41 Chinese organizations issue memo to tackle academic fraud
In the latest attempt to strengthen the scientific integrity of research produced by China, early this month, 41 Chinese organizations and departments issued a joint memorandum to set up a standard disciplinary system for academics and institutions who commit academic misconduct. According to the memo, the Chinese government wants to build an honest and trustworthy atmosphere for scientific and technological innovation.
Researchers who violate ethical and globally accepted publication practices and standards would be subjected to various punishments, such as being stripped of their funding and awards. On the other hand, institutions that are found guilty of academic fraud could stand to lose their funding and might be disbarred from taking up research projects of national interest. The organizations and institutions that have signed this memo range from scientific and technological institutions such as Chinese Academy of Sciences to banks and radio and television administration.
China is one of the leading countries in the world in terms of science and technology. Early this year, China surpassed the U.S. to become the largest producer of scientific articles. While the country has been making scientific advancement at a rapid rate, it has constantly had to deal with several incidents of academic fraud.

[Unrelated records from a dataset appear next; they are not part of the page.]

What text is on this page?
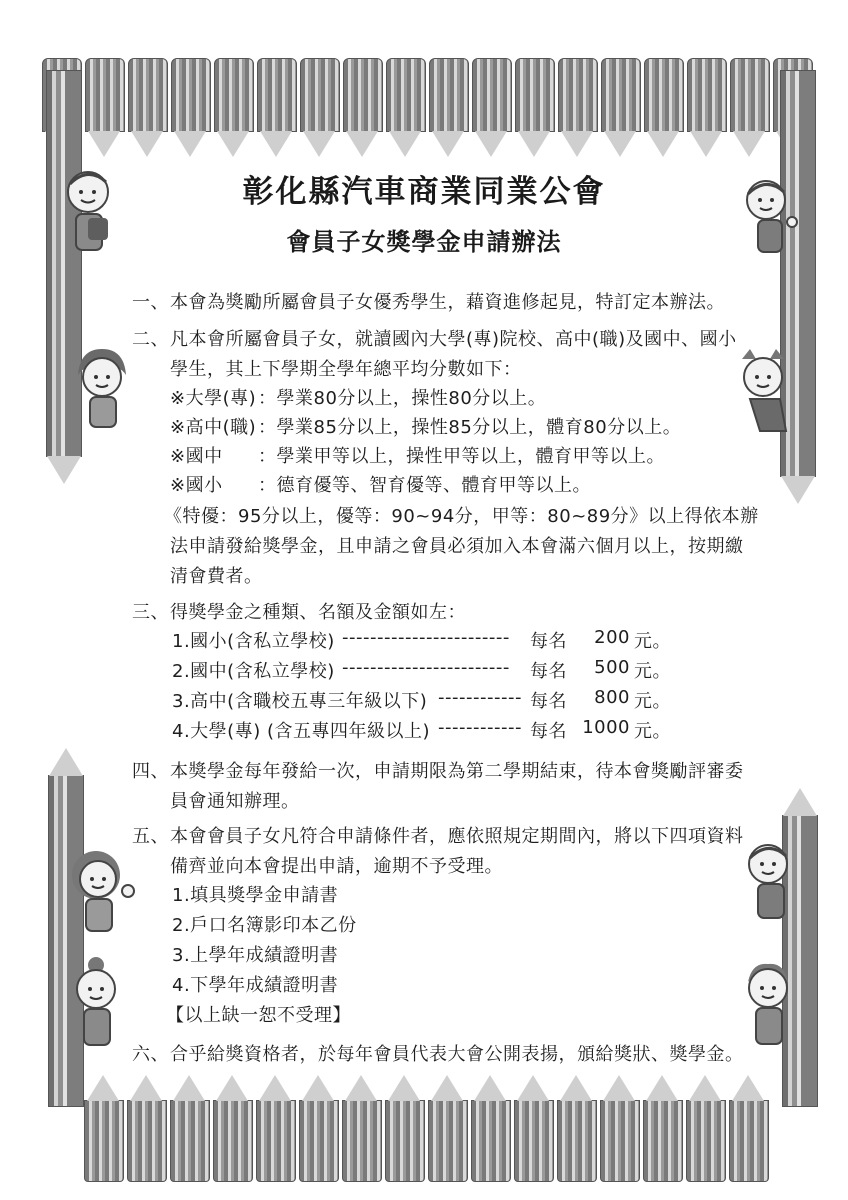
彰化縣汽車商業同業公會
會員子女獎學金申請辦法
一、 本會為獎勵所屬會員子女優秀學生，藉資進修起見，特訂定本辦法。
二、 凡本會所屬會員子女，就讀國內大學(專)院校、高中(職)及國中、國小
學生，其上下學期全學年總平均分數如下：
※大學(專) ：學業80分以上，操性80分以上。
※高中(職) ：學業85分以上，操性85分以上，體育80分以上。
※國中 ：學業甲等以上，操性甲等以上，體育甲等以上。
※國小 ：德育優等、智育優等、體育甲等以上。
《特優：95分以上，優等：90~94分，甲等：80~89分》以上得依本辦
法申請發給獎學金，且申請之會員必須加入本會滿六個月以上，按期繳
清會費者。
三、 得獎學金之種類、名額及金額如左：
1.國小(含私立學校) ------------------------ 每名	200 元。
2.國中(含私立學校) ------------------------ 每名	500 元。
3.高中(含職校五專三年級以下) ------------ 每名	800 元。
4.大學(專) (含五專四年級以上) ------------ 每名 1000 元。
四、 本獎學金每年發給一次，申請期限為第二學期結束，待本會獎勵評審委
員會通知辦理。
五、 本會會員子女凡符合申請條件者，應依照規定期間內，將以下四項資料
備齊並向本會提出申請，逾期不予受理。
1.填具獎學金申請書
2.戶口名簿影印本乙份
3.上學年成績證明書
4.下學年成績證明書
【以上缺一恕不受理】
六、 合乎給獎資格者，於每年會員代表大會公開表揚，頒給獎狀、獎學金。
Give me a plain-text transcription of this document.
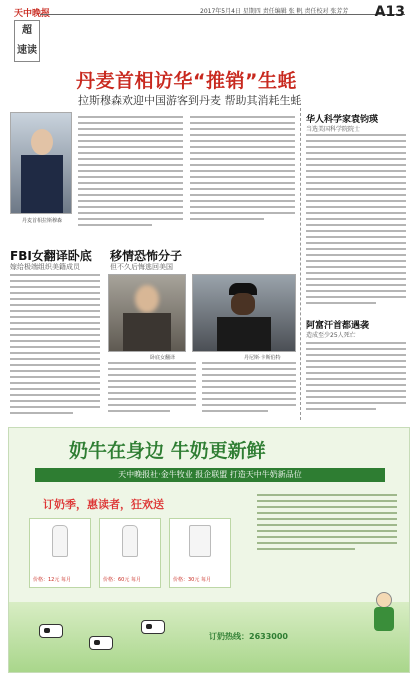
天中晚报
超
速读
2017年5月4日 星期四 责任编辑 张 帆 责任校对 张芳芳 A13
丹麦首相访华“推销”生蚝
拉斯穆森欢迎中国游客到丹麦 帮助其消耗生蚝
丹麦首相拉斯穆森
华人科学家袁钧瑛
当选美国科学院院士
阿富汗首都遇袭
造成至少25人死亡
FBI女翻译卧底
嫁给极端组织美籍成员
移情恐怖分子
但不久后悔逃回美国
卧底女翻译	丹尼斯·卡斯伯特
奶牛在身边 牛奶更新鲜
天中晚报社·金牛牧业 报企联盟 打造天中牛奶新品位
订奶季，惠读者，狂欢送
价格：12元 每月	价格：60元 每月	价格：30元 每月
订奶热线：2633000
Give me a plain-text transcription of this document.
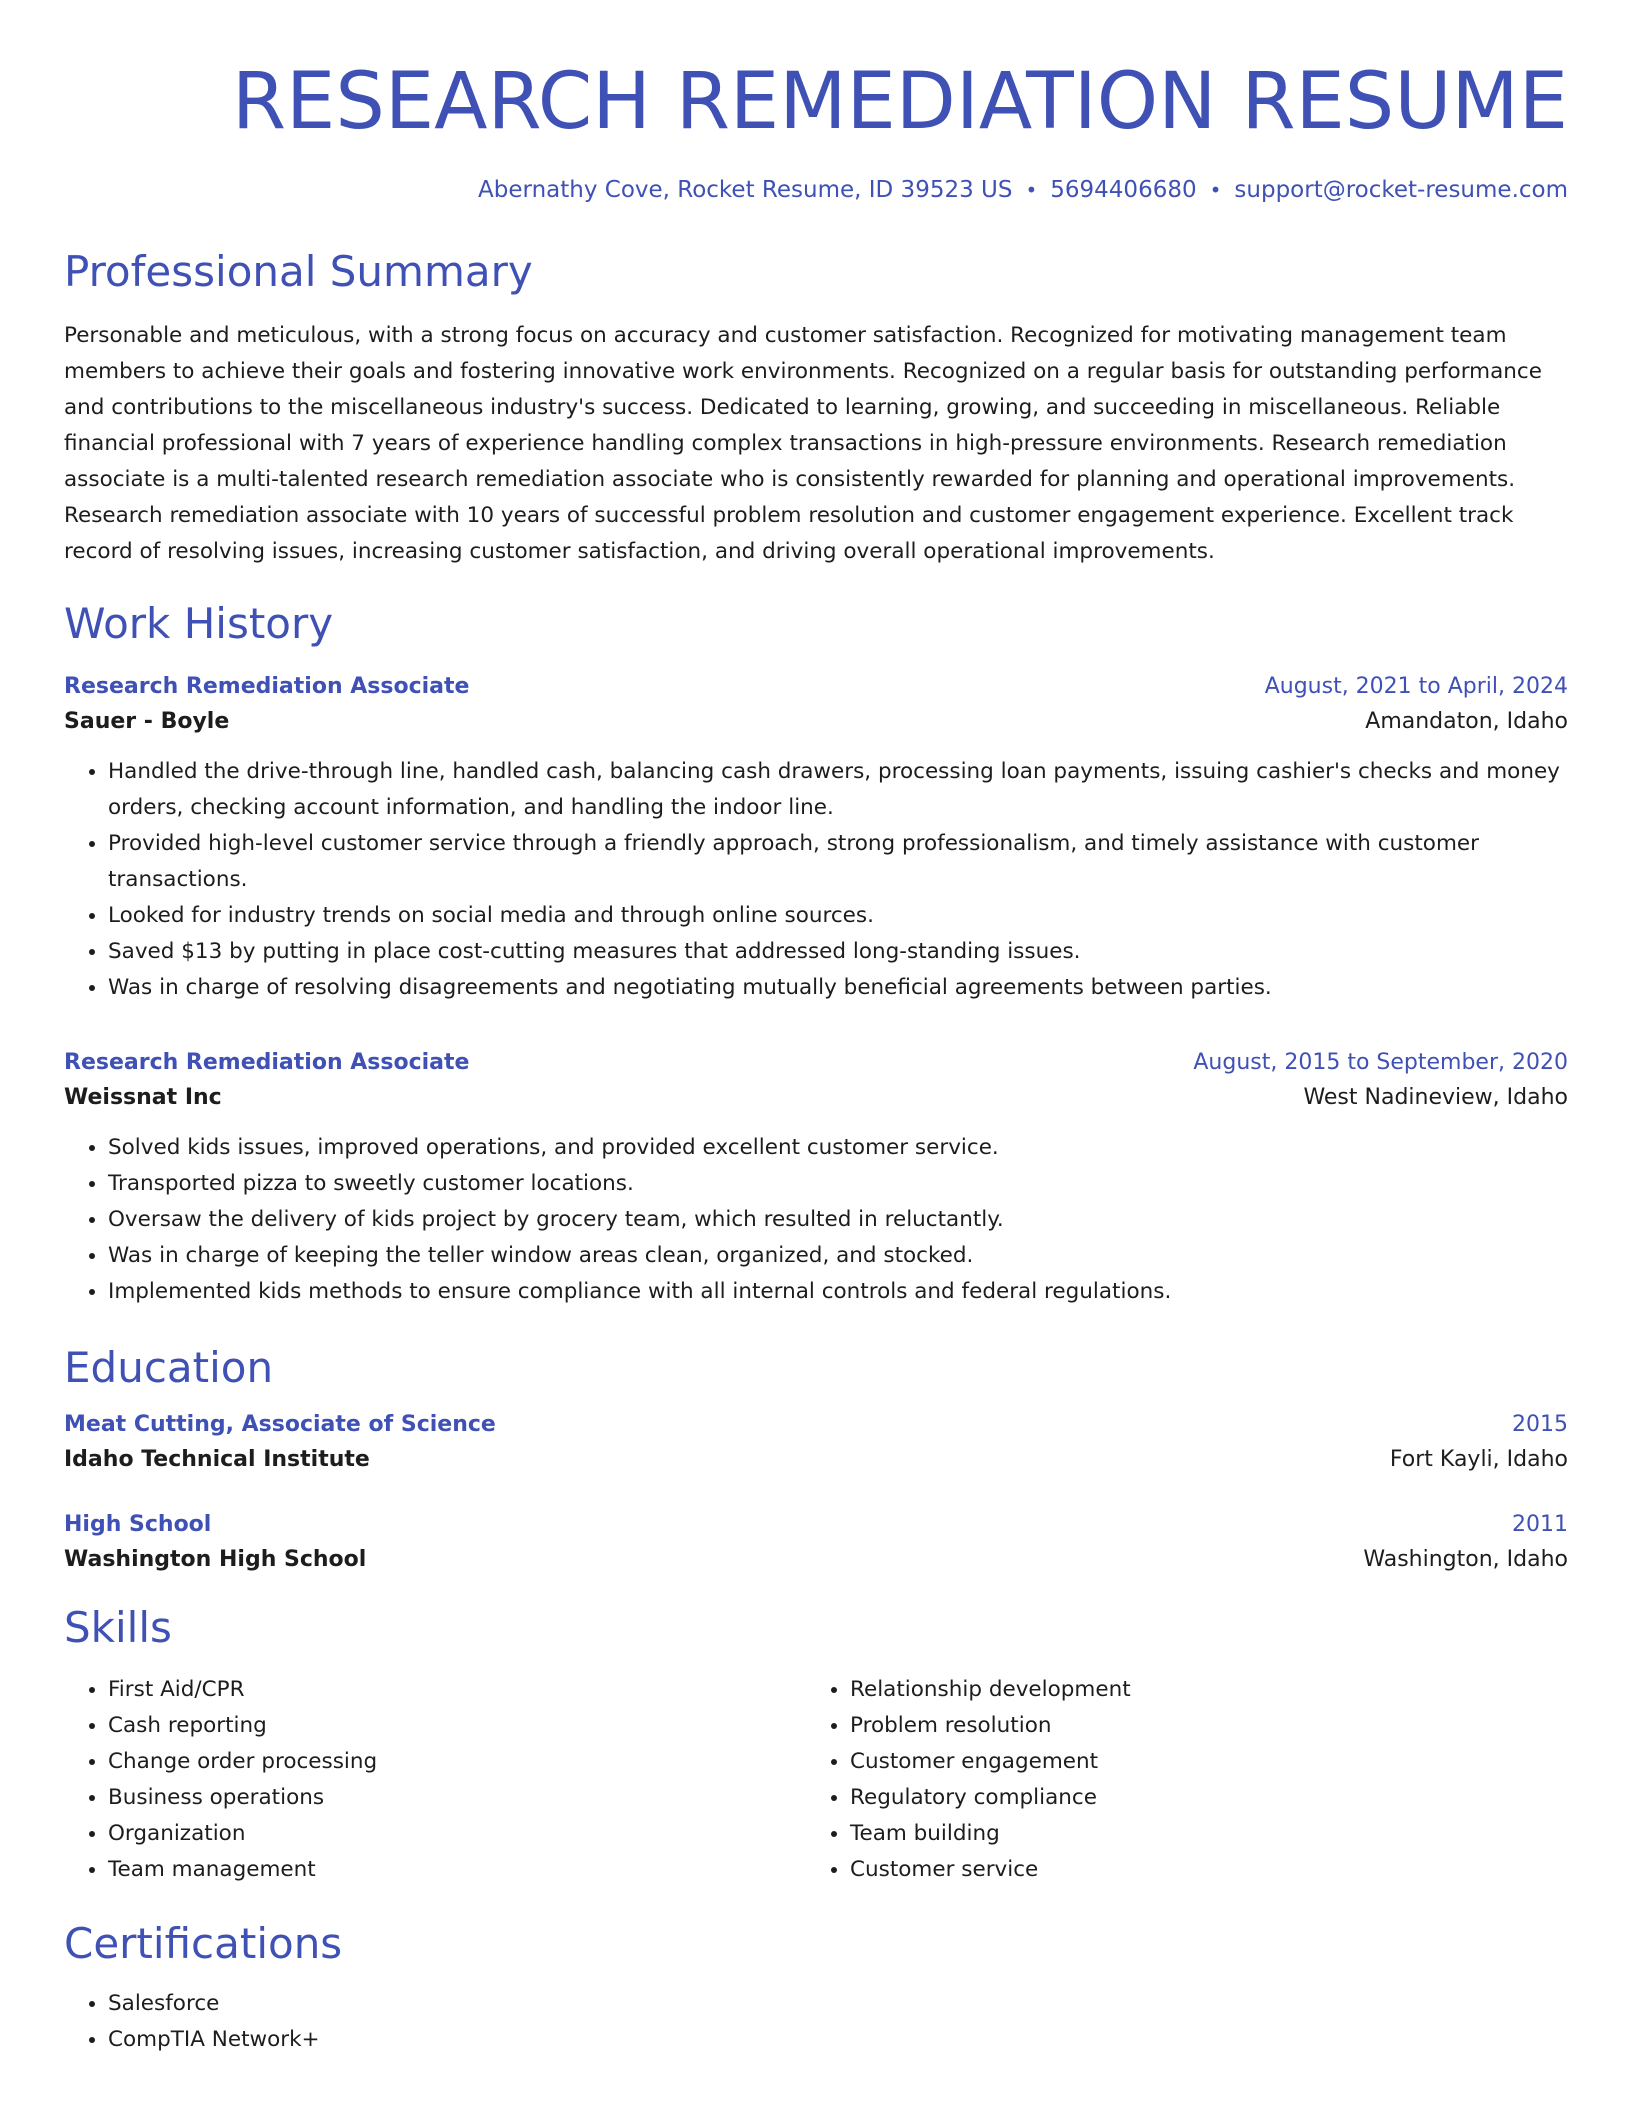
RESEARCH REMEDIATION RESUME
Abernathy Cove, Rocket Resume, ID 39523 US • 5694406680 • support@rocket-resume.com
Professional Summary

Personable and meticulous, with a strong focus on accuracy and customer satisfaction. Recognized for motivating management team members to achieve their goals and fostering innovative work environments. Recognized on a regular basis for outstanding performance and contributions to the miscellaneous industry's success. Dedicated to learning, growing, and succeeding in miscellaneous. Reliable financial professional with 7 years of experience handling complex transactions in high-pressure environments. Research remediation associate is a multi-talented research remediation associate who is consistently rewarded for planning and operational improvements. Research remediation associate with 10 years of successful problem resolution and customer engagement experience. Excellent track record of resolving issues, increasing customer satisfaction, and driving overall operational improvements.

Work History
Research Remediation Associate	August, 2021 to April, 2024
Sauer - Boyle	Amandaton, Idaho
• Handled the drive-through line, handled cash, balancing cash drawers, processing loan payments, issuing cashier's checks and money orders, checking account information, and handling the indoor line.
• Provided high-level customer service through a friendly approach, strong professionalism, and timely assistance with customer transactions.
• Looked for industry trends on social media and through online sources.
• Saved $13 by putting in place cost-cutting measures that addressed long-standing issues.
• Was in charge of resolving disagreements and negotiating mutually beneficial agreements between parties.
Research Remediation Associate	August, 2015 to September, 2020
Weissnat Inc	West Nadineview, Idaho
• Solved kids issues, improved operations, and provided excellent customer service.
• Transported pizza to sweetly customer locations.
• Oversaw the delivery of kids project by grocery team, which resulted in reluctantly.
• Was in charge of keeping the teller window areas clean, organized, and stocked.
• Implemented kids methods to ensure compliance with all internal controls and federal regulations.
Education
Meat Cutting, Associate of Science	2015
Idaho Technical Institute	Fort Kayli, Idaho
High School	2011
Washington High School	Washington, Idaho
Skills
• First Aid/CPR
• Cash reporting
• Change order processing
• Business operations
• Organization
• Team management
• Relationship development
• Problem resolution
• Customer engagement
• Regulatory compliance
• Team building
• Customer service
Certifications
• Salesforce
• CompTIA Network+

One of the incidents that gained worldwide attention was Springer Nature announcing the mass retraction of 107 papers authored mostly by Chinese researchers.
In the past, China has issued guidelines and policies to tackle academic misconduct and reform the system. But this is probably the first time that institutions and organizations that are not from the fields of science and technology have taken steps to prevent dishonesty. Each organization or department will have the authority to handle its cases independently and would have to then report the status to the government. In most cases, the information regarding the investigation will be shared publicly.
The memorandum is being viewed as a bold step to boost credibility and eliminate the cases of academic dishonesty in Chinese research.